What Is a Bull Position?
A bull position, also known as a long position, is one where the investor profits when the price of the investment rises.
When prices rise, a bull position becomes increasingly profitable. If prices fall, the bull position decreases in value.
- A bull position, also known as a long position, is one where the investor profits when the price of the investment rises.
- The term bull position is synonymous with the term long position, while bear position is synonymous with short position.
- Bull positions are required for buy and hold investments, and are more commonly used than bear positions.
- In addition to buying shares directly, investors can also adopt bull and bear positions through the use of options.
Market Mentalities: Bulls Vs. Bears
How Bull Positions Work
An investor has a bull position when they buy a security and expect its price to rise in the future. Bull positions are the most well-known type of position and are typical of buy and hold investment strategies.
The buy and hold approach involves buying stocks and holding them for a long period, regardless of whether the price rises or falls in the short term. To be comfortable remaining invested for the long term, buy and hold investors often carry out extensive research into the fundamentals of the stocks they buy.
A bull position is the opposite of a bear position. While a bull position is one where the investor expects the price to rise, a bear position is one where the investor expects its price to fall. These bear positions are also known as short positions because they are commonly executed by short selling the security in question.
The terms bull position and bear position are synonymous with the terms long position and short position, respectively. However, the latter terms are more commonly used.
Bear positions are arguably more risky than bull positions because they can require the investor to assume unlimited potential risks in exchange for limited potential rewards. For example, if an investor enters into a bear position on a stock trading at $30, the most they can gain is $30 per share (if the stock goes to $0), while the most they can lose is infinite, since the stock can theoretically rise in price indefinitely.
In addition to taking bull or bear positions in stocks directly, investors can also use options. For example, call options give the investor the right (but not the obligation) to buy 100 shares of a particular stock at a specified price, known as the option’s strike price. Options can be purchased at a market price which incorporates a premium paid to the option seller. The option can be exercised up until a specified expiration date. Call options can provide flexibility, lower initial costs, and the potential for larger gains. On the other hand, they lose their value if they are not exercised before their expiration date.

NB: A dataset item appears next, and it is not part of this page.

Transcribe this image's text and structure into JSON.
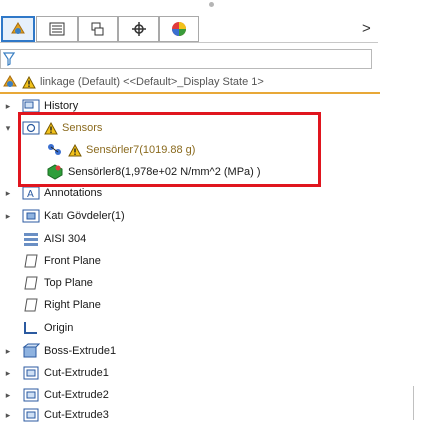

Real World Example of a Bull Position
Emma is a buy and hold investor who is bullish about the prospects of ABC Corporation. After thoroughly reviewing ABC’s financial statements, management team, and industry prospects, she decides to adopt a bull position in ABC shares. As such, she purchases 100 shares of its stock at $20 per share. As a buy and hold investor, she expects her shares to rise above $20 in the long term, and she will not worry if the shares drop below $20 in the short term.